Images of a baby wearing a sash emblazoned with “2014” may have helped you ring in the new year last month. Infant symbolism for the birth of a new year is pretty obvious. And even though starting the calendar on January 1 is rather arbitrary (in fact, England returned to the January 1 new year as late as 1752), we nevertheless raise the New Year’s baby in our arms in the depths of winter. And if we extend the metaphor to the season as well as the holiday, more of us might appreciate this cold and snowy time of year.
Most people love babies. Who can resist such soft skin, chubby cheeks, and bright, shimmering eyes? The pure joy of a laughing baby has been the stuff of countless YouTube videos that we play over and over. There is unquestioned wonder wrapped up in the miracle of an infant.
But admit it. That’s only part of the story. We all know that babies also mean ear-piercing wailing and copious amounts of unspeakable bodily fluids (and solids) emanating from all kinds of orifices. There is nothing discreet, controlled, or pleasant about a baby’s bodily functions. And frankly, babies are terrible conversationalists. Goo-gooing and cooing can hold your interest for only so long.
But most people look past the crying and the poop and the barf and the constant babbling and, for the most part, adore the astonishing yet fragile beauty of a life beginning.
So why can’t we do the same with winter? Sure, much of it is grotesque—inhuman cold, treacherous ice, dirty snow piles. Sadly, it seems many (most?) who live in northern climes fixate on the negative—winter’s poop, barf, and ear-piercing crying. But winter is full of astounding beauty, too—the soft blanket of an Alberta clipper snow, spare tree branches turned to delicate white lace, the sculpted symmetry of drifts on the edge of a country road, even the marvel of air so frozen that it seizes your lungs a bit as you breathe in. Just as we coo over the smooth mounds of a baby’s cheeks, we can embrace the unique splendor of winter. Yes, the snow will crust over with ice and dirt, and the wind chill will sear your cheeks, but the baby will also soon fill its diapers, and its gas bubble will keep you up all night because of the screaming.

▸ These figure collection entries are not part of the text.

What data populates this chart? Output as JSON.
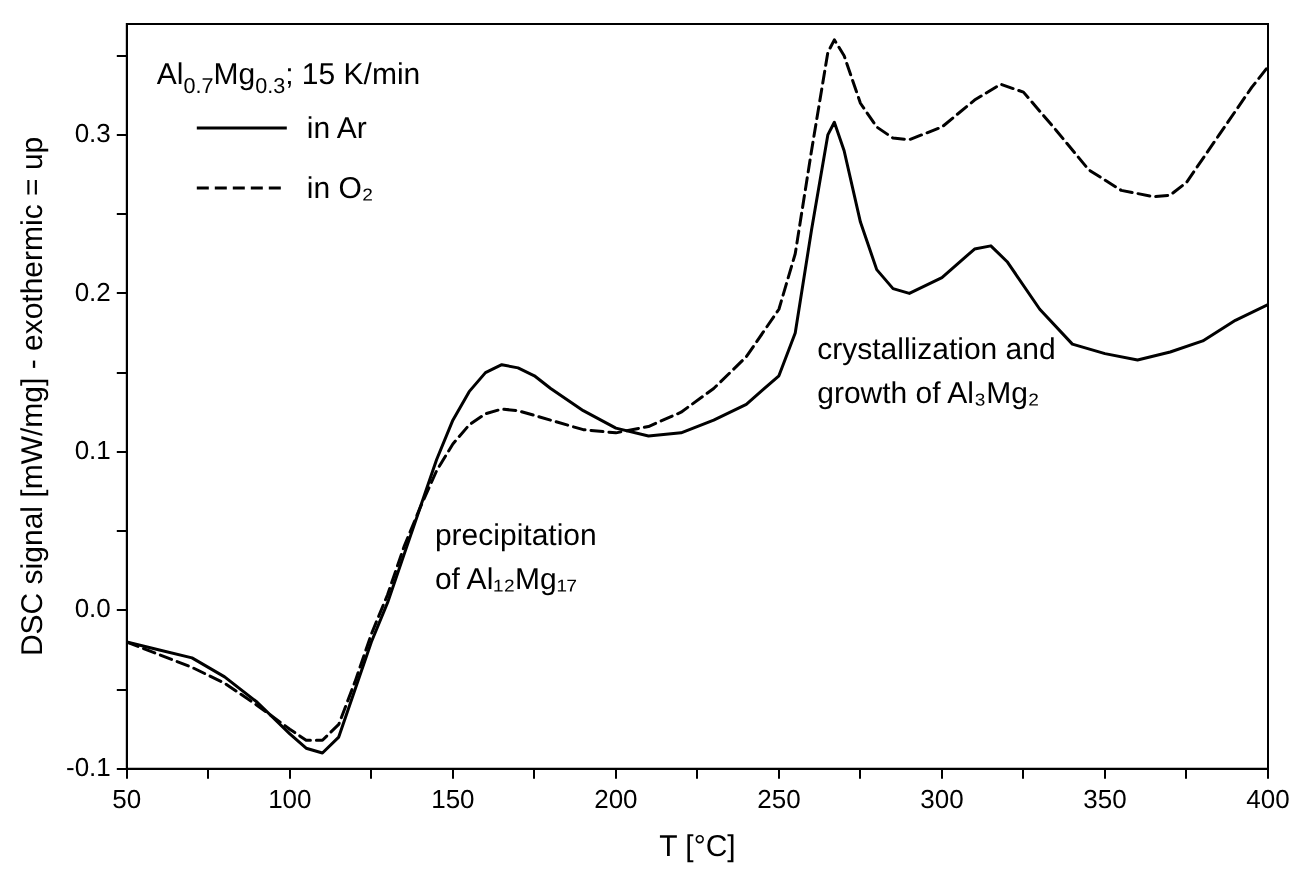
{
  "chart_data": {
    "type": "line",
    "xlabel": "T [°C]",
    "ylabel": "DSC signal [mW/mg] - exothermic = up",
    "legend_title": "Al$_{0.7}$Mg$_{0.3}$; 15 K/min",
    "legend": "top left",
    "grid": false,
    "marker": "none",
    "xlim": [
      50,
      400
    ],
    "ylim": [
      -0.1,
      0.37
    ],
    "xticks": [
      50,
      {
        "value": 75,
        "label": null
      },
      100,
      {
        "value": 125,
        "label": null
      },
      150,
      {
        "value": 175,
        "label": null
      },
      200,
      {
        "value": 225,
        "label": null
      },
      250,
      {
        "value": 275,
        "label": null
      },
      300,
      {
        "value": 325,
        "label": null
      },
      350,
      {
        "value": 375,
        "label": null
      },
      400
    ],
    "yticks": [
      -0.1,
      {
        "value": -0.05,
        "label": null
      },
      {
        "value": 0,
        "label": "0.0"
      },
      {
        "value": 0.05,
        "label": null
      },
      0.1,
      {
        "value": 0.15,
        "label": null
      },
      0.2,
      {
        "value": 0.25,
        "label": null
      },
      0.3,
      {
        "value": 0.35,
        "label": null
      }
    ],
    "annotations": [
      "precipitation\nof Al₁₂Mg₁₇",
      "crystallization and\ngrowth of Al₃Mg₂"
    ],
    "series": [
      {
        "name": "in Ar",
        "color": "#000000",
        "line_style": "solid",
        "x": [
          50,
          60,
          70,
          80,
          90,
          100,
          105,
          110,
          115,
          120,
          125,
          130,
          135,
          140,
          145,
          150,
          155,
          160,
          165,
          170,
          175,
          180,
          190,
          200,
          210,
          220,
          230,
          240,
          250,
          255,
          260,
          265,
          267,
          270,
          275,
          280,
          285,
          290,
          300,
          310,
          315,
          320,
          330,
          340,
          350,
          360,
          370,
          380,
          390,
          400
        ],
        "values": [
          -0.02,
          -0.025,
          -0.03,
          -0.042,
          -0.058,
          -0.078,
          -0.087,
          -0.09,
          -0.08,
          -0.05,
          -0.02,
          0.005,
          0.035,
          0.065,
          0.095,
          0.12,
          0.138,
          0.15,
          0.155,
          0.153,
          0.148,
          0.14,
          0.126,
          0.115,
          0.11,
          0.112,
          0.12,
          0.13,
          0.148,
          0.175,
          0.24,
          0.3,
          0.308,
          0.29,
          0.245,
          0.215,
          0.203,
          0.2,
          0.21,
          0.228,
          0.23,
          0.22,
          0.19,
          0.168,
          0.162,
          0.158,
          0.163,
          0.17,
          0.183,
          0.193
        ]
      },
      {
        "name": "in O₂",
        "color": "#000000",
        "line_style": "dashed",
        "x": [
          50,
          60,
          70,
          80,
          90,
          100,
          105,
          110,
          115,
          120,
          125,
          130,
          135,
          140,
          145,
          150,
          155,
          160,
          165,
          170,
          180,
          190,
          200,
          210,
          220,
          230,
          240,
          250,
          255,
          260,
          265,
          267,
          270,
          275,
          280,
          285,
          290,
          300,
          310,
          318,
          325,
          335,
          345,
          355,
          365,
          370,
          375,
          385,
          395,
          400
        ],
        "values": [
          -0.02,
          -0.028,
          -0.036,
          -0.046,
          -0.06,
          -0.075,
          -0.082,
          -0.082,
          -0.072,
          -0.045,
          -0.015,
          0.01,
          0.04,
          0.065,
          0.088,
          0.105,
          0.117,
          0.124,
          0.127,
          0.126,
          0.12,
          0.114,
          0.112,
          0.116,
          0.125,
          0.14,
          0.16,
          0.19,
          0.225,
          0.29,
          0.352,
          0.36,
          0.35,
          0.32,
          0.305,
          0.298,
          0.297,
          0.305,
          0.322,
          0.332,
          0.327,
          0.303,
          0.278,
          0.265,
          0.261,
          0.262,
          0.27,
          0.3,
          0.33,
          0.343
        ]
      }
    ]
  }
}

The true wonder of a baby, though, is not so much what it is today but what it will become. What draws us into babies like hummingbirds to nectar is their potential. A baby is a crucible of possibility, a sprouting seed that will blossom into something unknown—though we hope something beautiful—in years to come. Even before a baby is born, we are imagining playing ball in the backyard, standing at the school door on the first day of kindergarten, taking pictures of beautiful and handsome young people in their prom finery, applauding with pride at a senior recital, dropping off a young adult at a college dormitory, walking down the wedding aisle, celebrating that first professional job or that newly minted graduate degree, and on and on. As we stare into those wide saucerlike eyes of infancy, we ask ourselves, “Who are you? Who will you be?”

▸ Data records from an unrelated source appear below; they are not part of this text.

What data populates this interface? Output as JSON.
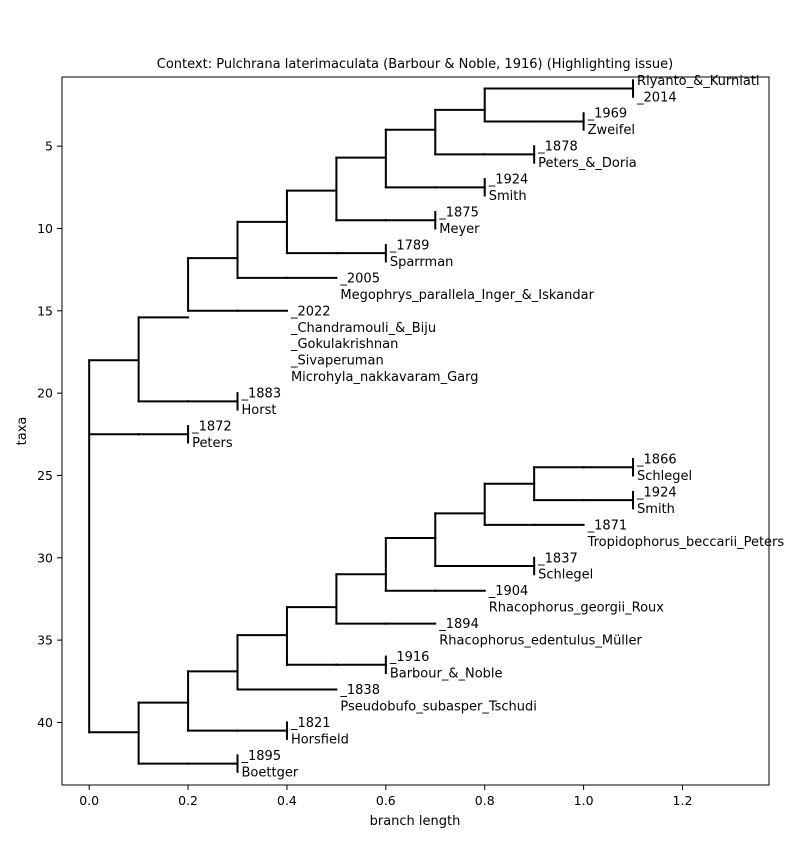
{
  "chart": {
    "title": "Context: Pulchrana laterimaculata (Barbour & Noble, 1916) (Highlighting issue)",
    "xlabel": "branch length",
    "ylabel": "taxa",
    "xlim": [
      -0.055,
      1.375
    ],
    "ylim": [
      43.8,
      0.8
    ],
    "x_ticks": [
      "0.0",
      "0.2",
      "0.4",
      "0.6",
      "0.8",
      "1.0",
      "1.2"
    ],
    "x_tick_values": [
      0,
      0.2,
      0.4,
      0.6,
      0.8,
      1.0,
      1.2
    ],
    "y_ticks": [
      "5",
      "10",
      "15",
      "20",
      "25",
      "30",
      "35",
      "40"
    ],
    "y_tick_values": [
      5,
      10,
      15,
      20,
      25,
      30,
      35,
      40
    ],
    "line_color": "#000000"
  },
  "tree": {
    "x": 0,
    "y": 30.4,
    "children": [
      {
        "x": 0.1,
        "y": 18,
        "children": [
          {
            "x": 0.2,
            "y": 15.4,
            "children": [
              {
                "x": 0.3,
                "y": 11.8,
                "children": [
                  {
                    "x": 0.4,
                    "y": 9.6,
                    "children": [
                      {
                        "x": 0.5,
                        "y": 7.7,
                        "children": [
                          {
                            "x": 0.6,
                            "y": 5.7,
                            "children": [
                              {
                                "x": 0.7,
                                "y": 4,
                                "children": [
                                  {
                                    "x": 0.8,
                                    "y": 2.8,
                                    "children": [
                                      {
                                        "x": 0.9,
                                        "y": 1.5,
                                        "children": [
                                          {
                                            "x": 1.1,
                                            "y": 1.5,
                                            "leaf": true,
                                            "y1": 1,
                                            "y2": 2,
                                            "label": [
                                              "Riyanto_&_Kurniati",
                                              "_2014"
                                            ]
                                          }
                                        ]
                                      },
                                      {
                                        "x": 0.9,
                                        "y": 3.5,
                                        "children": [
                                          {
                                            "x": 1.0,
                                            "y": 3.5,
                                            "leaf": true,
                                            "y1": 3,
                                            "y2": 4,
                                            "label": [
                                              "_1969",
                                              "Zweifel"
                                            ]
                                          }
                                        ]
                                      }
                                    ]
                                  },
                                  {
                                    "x": 0.8,
                                    "y": 5.5,
                                    "children": [
                                      {
                                        "x": 0.9,
                                        "y": 5.5,
                                        "leaf": true,
                                        "y1": 5,
                                        "y2": 6,
                                        "label": [
                                          "_1878",
                                          "Peters_&_Doria"
                                        ]
                                      }
                                    ]
                                  }
                                ]
                              },
                              {
                                "x": 0.7,
                                "y": 7.5,
                                "children": [
                                  {
                                    "x": 0.8,
                                    "y": 7.5,
                                    "leaf": true,
                                    "y1": 7,
                                    "y2": 8,
                                    "label": [
                                      "_1924",
                                      "Smith"
                                    ]
                                  }
                                ]
                              }
                            ]
                          },
                          {
                            "x": 0.6,
                            "y": 9.5,
                            "children": [
                              {
                                "x": 0.7,
                                "y": 9.5,
                                "leaf": true,
                                "y1": 9,
                                "y2": 10,
                                "label": [
                                  "_1875",
                                  "Meyer"
                                ]
                              }
                            ]
                          }
                        ]
                      },
                      {
                        "x": 0.5,
                        "y": 11.5,
                        "children": [
                          {
                            "x": 0.6,
                            "y": 11.5,
                            "leaf": true,
                            "y1": 11,
                            "y2": 12,
                            "label": [
                              "_1789",
                              "Sparrman"
                            ]
                          }
                        ]
                      }
                    ]
                  },
                  {
                    "x": 0.4,
                    "y": 13,
                    "children": [
                      {
                        "x": 0.5,
                        "y": 13,
                        "leaf": true,
                        "line": true,
                        "y1": 13,
                        "y2": 14,
                        "label": [
                          "_2005",
                          "Megophrys_parallela_Inger_&_Iskandar"
                        ]
                      }
                    ]
                  }
                ]
              },
              {
                "x": 0.3,
                "y": 15,
                "children": [
                  {
                    "x": 0.4,
                    "y": 15,
                    "leaf": true,
                    "line": true,
                    "y1": 15,
                    "y2": 19,
                    "label": [
                      "_2022",
                      "_Chandramouli_&_Biju",
                      "_Gokulakrishnan",
                      "_Sivaperuman",
                      "Microhyla_nakkavaram_Garg"
                    ]
                  }
                ]
              }
            ]
          },
          {
            "x": 0.2,
            "y": 20.5,
            "children": [
              {
                "x": 0.3,
                "y": 20.5,
                "leaf": true,
                "y1": 20,
                "y2": 21,
                "label": [
                  "_1883",
                  "Horst"
                ]
              }
            ]
          }
        ]
      },
      {
        "x": 0.1,
        "y": 22.5,
        "children": [
          {
            "x": 0.2,
            "y": 22.5,
            "leaf": true,
            "y1": 22,
            "y2": 23,
            "label": [
              "_1872",
              "Peters"
            ]
          }
        ]
      },
      {
        "x": 0.1,
        "y": 40.6,
        "children": [
          {
            "x": 0.2,
            "y": 38.8,
            "children": [
              {
                "x": 0.3,
                "y": 36.9,
                "children": [
                  {
                    "x": 0.4,
                    "y": 34.7,
                    "children": [
                      {
                        "x": 0.5,
                        "y": 33,
                        "children": [
                          {
                            "x": 0.6,
                            "y": 31,
                            "children": [
                              {
                                "x": 0.7,
                                "y": 28.8,
                                "children": [
                                  {
                                    "x": 0.8,
                                    "y": 27.3,
                                    "children": [
                                      {
                                        "x": 0.9,
                                        "y": 25.5,
                                        "children": [
                                          {
                                            "x": 1.0,
                                            "y": 24.5,
                                            "children": [
                                              {
                                                "x": 1.1,
                                                "y": 24.5,
                                                "leaf": true,
                                                "y1": 24,
                                                "y2": 25,
                                                "label": [
                                                  "_1866",
                                                  "Schlegel"
                                                ]
                                              }
                                            ]
                                          },
                                          {
                                            "x": 1.0,
                                            "y": 26.5,
                                            "children": [
                                              {
                                                "x": 1.1,
                                                "y": 26.5,
                                                "leaf": true,
                                                "y1": 26,
                                                "y2": 27,
                                                "label": [
                                                  "_1924",
                                                  "Smith"
                                                ]
                                              }
                                            ]
                                          }
                                        ]
                                      },
                                      {
                                        "x": 0.9,
                                        "y": 28,
                                        "children": [
                                          {
                                            "x": 1.0,
                                            "y": 28,
                                            "leaf": true,
                                            "line": true,
                                            "y1": 28,
                                            "y2": 29,
                                            "label": [
                                              "_1871",
                                              "Tropidophorus_beccarii_Peters"
                                            ]
                                          }
                                        ]
                                      }
                                    ]
                                  },
                                  {
                                    "x": 0.8,
                                    "y": 30.5,
                                    "children": [
                                      {
                                        "x": 0.9,
                                        "y": 30.5,
                                        "leaf": true,
                                        "y1": 30,
                                        "y2": 31,
                                        "label": [
                                          "_1837",
                                          "Schlegel"
                                        ]
                                      }
                                    ]
                                  }
                                ]
                              },
                              {
                                "x": 0.7,
                                "y": 32,
                                "children": [
                                  {
                                    "x": 0.8,
                                    "y": 32,
                                    "leaf": true,
                                    "line": true,
                                    "y1": 32,
                                    "y2": 33,
                                    "label": [
                                      "_1904",
                                      "Rhacophorus_georgii_Roux"
                                    ]
                                  }
                                ]
                              }
                            ]
                          },
                          {
                            "x": 0.6,
                            "y": 34,
                            "children": [
                              {
                                "x": 0.7,
                                "y": 34,
                                "leaf": true,
                                "line": true,
                                "y1": 34,
                                "y2": 35,
                                "label": [
                                  "_1894",
                                  "Rhacophorus_edentulus_Müller"
                                ]
                              }
                            ]
                          }
                        ]
                      },
                      {
                        "x": 0.5,
                        "y": 36.5,
                        "children": [
                          {
                            "x": 0.6,
                            "y": 36.5,
                            "leaf": true,
                            "y1": 36,
                            "y2": 37,
                            "label": [
                              "_1916",
                              "Barbour_&_Noble"
                            ]
                          }
                        ]
                      }
                    ]
                  },
                  {
                    "x": 0.4,
                    "y": 38,
                    "children": [
                      {
                        "x": 0.5,
                        "y": 38,
                        "leaf": true,
                        "line": true,
                        "y1": 38,
                        "y2": 39,
                        "label": [
                          "_1838",
                          "Pseudobufo_subasper_Tschudi"
                        ]
                      }
                    ]
                  }
                ]
              },
              {
                "x": 0.3,
                "y": 40.5,
                "children": [
                  {
                    "x": 0.4,
                    "y": 40.5,
                    "leaf": true,
                    "y1": 40,
                    "y2": 41,
                    "label": [
                      "_1821",
                      "Horsfield"
                    ]
                  }
                ]
              }
            ]
          },
          {
            "x": 0.2,
            "y": 42.5,
            "children": [
              {
                "x": 0.3,
                "y": 42.5,
                "leaf": true,
                "y1": 42,
                "y2": 43,
                "label": [
                  "_1895",
                  "Boettger"
                ]
              }
            ]
          }
        ]
      }
    ]
  }
}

Just as we conjure the possibilities of the new baby’s blossoming personhood, we must know that the cold winter of the new year holds the promise of spring beauty and summer plenty. We imagine the possibilities of our gardens and vacations in the forge of the frozen season. Just as the human body needs rest for full health, our Midwestern soil needs the fallow time of cold and snow to prepare for its full bounty. Sometimes, our winter climate is directly responsible for much of the beauty we enjoy not many months later. One spring when I was shopping for a redbud at a local garden shop, I asked why some of the trees had the characteristic pink buds and others didn’t. The clerk told me that the ones that the budless ones were raised in a southern climate—the redbud needs a frigid winter for its characteristic crimson-hued blossoms to burst forth.

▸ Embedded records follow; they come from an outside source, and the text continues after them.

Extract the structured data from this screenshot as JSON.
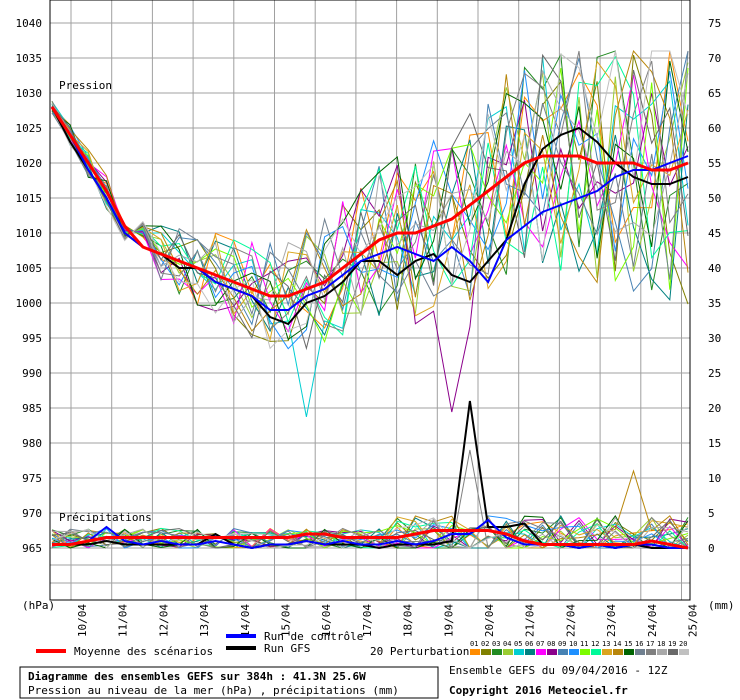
{
  "chart_data": {
    "type": "line",
    "left_axis": {
      "unit_label": "(hPa)",
      "ticks": [
        "1040",
        "1035",
        "1030",
        "1025",
        "1020",
        "1015",
        "1010",
        "1005",
        "1000",
        "995",
        "990",
        "985",
        "980",
        "975",
        "970",
        "965"
      ],
      "ylim": [
        960,
        1040
      ]
    },
    "right_axis": {
      "unit_label": "(mm)",
      "ticks": [
        "75",
        "70",
        "65",
        "60",
        "55",
        "50",
        "45",
        "40",
        "35",
        "30",
        "25",
        "20",
        "15",
        "10",
        "5",
        "0"
      ],
      "ylim": [
        -5,
        75
      ]
    },
    "x_ticks": [
      "10/04",
      "11/04",
      "12/04",
      "13/04",
      "14/04",
      "15/04",
      "16/04",
      "17/04",
      "18/04",
      "19/04",
      "20/04",
      "21/04",
      "22/04",
      "23/04",
      "24/04",
      "25/04"
    ],
    "section_labels": {
      "pressure": "Pression",
      "precip": "Précipitations"
    },
    "grid": true,
    "series": [
      {
        "name": "Moyenne des scénarios",
        "color": "#ff0000",
        "role": "mean",
        "pressure": [
          1028,
          1024,
          1020,
          1016,
          1011,
          1008,
          1007,
          1006,
          1005,
          1004,
          1003,
          1002,
          1001,
          1001,
          1002,
          1003,
          1005,
          1007,
          1009,
          1010,
          1010,
          1011,
          1012,
          1014,
          1016,
          1018,
          1020,
          1021,
          1021,
          1021,
          1020,
          1020,
          1020,
          1019,
          1019,
          1020
        ],
        "precip": [
          0.5,
          0.5,
          1,
          1.5,
          1.5,
          1.5,
          1.5,
          1.5,
          1.5,
          1.5,
          1.5,
          1.5,
          1.5,
          1.5,
          2,
          2,
          1.5,
          1.5,
          1.5,
          1.5,
          2,
          2.5,
          2.5,
          2.5,
          2.5,
          2,
          1,
          0.5,
          0.5,
          0.5,
          0.5,
          0.5,
          0.5,
          1,
          0.5,
          0
        ]
      },
      {
        "name": "Run de contrôle",
        "color": "#0000ff",
        "role": "control",
        "pressure": [
          1028,
          1024,
          1019,
          1015,
          1010,
          1008,
          1007,
          1006,
          1005,
          1003,
          1002,
          1001,
          999,
          999,
          1001,
          1002,
          1004,
          1006,
          1007,
          1008,
          1007,
          1006,
          1008,
          1006,
          1003,
          1009,
          1011,
          1013,
          1014,
          1015,
          1016,
          1018,
          1019,
          1019,
          1020,
          1021
        ],
        "precip": [
          0.5,
          0.5,
          1,
          3,
          1,
          0.5,
          1,
          0.5,
          0.5,
          1,
          0.5,
          0,
          0.5,
          0.5,
          1,
          0.5,
          1,
          0.5,
          0.5,
          1,
          0.5,
          1,
          2,
          2,
          4,
          1.5,
          0.5,
          0.5,
          0.5,
          0,
          0.5,
          0,
          0.5,
          0.5,
          0,
          0
        ]
      },
      {
        "name": "Run GFS",
        "color": "#000000",
        "role": "gfs",
        "pressure": [
          1028,
          1023,
          1019,
          1015,
          1010,
          1008,
          1007,
          1005,
          1005,
          1003,
          1002,
          1001,
          998,
          997,
          1000,
          1001,
          1003,
          1006,
          1006,
          1004,
          1006,
          1007,
          1004,
          1003,
          1006,
          1009,
          1017,
          1022,
          1024,
          1025,
          1023,
          1020,
          1018,
          1017,
          1017,
          1018
        ],
        "precip": [
          0.5,
          0.5,
          0.5,
          1,
          0.5,
          0.5,
          0.5,
          0.5,
          0.5,
          2,
          0.5,
          0,
          0.5,
          0.5,
          1,
          0.5,
          0.5,
          0.5,
          0,
          0.5,
          0.5,
          0.5,
          1,
          21,
          3,
          3,
          3.5,
          0.5,
          0.5,
          0,
          0.5,
          0,
          0.5,
          0,
          0,
          0
        ]
      }
    ],
    "legend": {
      "mean_label": "Moyenne des scénarios",
      "control_label": "Run de contrôle",
      "gfs_label": "Run GFS",
      "perturbations_label": "20 Perturbations",
      "perturbation_numbers": [
        "01",
        "02",
        "03",
        "04",
        "05",
        "06",
        "07",
        "08",
        "09",
        "10",
        "11",
        "12",
        "13",
        "14",
        "15",
        "16",
        "17",
        "18",
        "19",
        "20"
      ],
      "perturbation_colors": [
        "#ff8c00",
        "#808000",
        "#228b22",
        "#9acd32",
        "#00ced1",
        "#008080",
        "#ff00ff",
        "#8b008b",
        "#4682b4",
        "#1e90ff",
        "#7cfc00",
        "#00fa9a",
        "#daa520",
        "#b8860b",
        "#006400",
        "#708090",
        "#808080",
        "#a9a9a9",
        "#696969",
        "#c0c0c0"
      ]
    }
  },
  "footer": {
    "title": "Diagramme des ensembles GEFS sur 384h : 41.3N 25.6W",
    "subtitle": "Pression au niveau de la mer (hPa) , précipitations (mm)",
    "run_info": "Ensemble GEFS du 09/04/2016 - 12Z",
    "copyright": "Copyright 2016 Meteociel.fr"
  }
}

Here in February, we are in the time of preparation. In ancient Celtic culture, Brigid, the goddess of light (and later, Christianity’s St. Brigid) is lighting the fires of creativity, purification, and healing, readying the world for new life to flame forth. In some Brigid celebrations, young people prepare a bed for Brigid and place an iconic doll in it, reminding us again that this special time of year is a slumbering baby about to flourish into its own magnificence. This time when we imagine, prepare, and stoke our fires is the necessary—and beautiful—prelude to what is to come soon, just as we nurture a gorgeous infant or—as we should—embrace the exquisite season of cold, of white, and of shimmering possibility.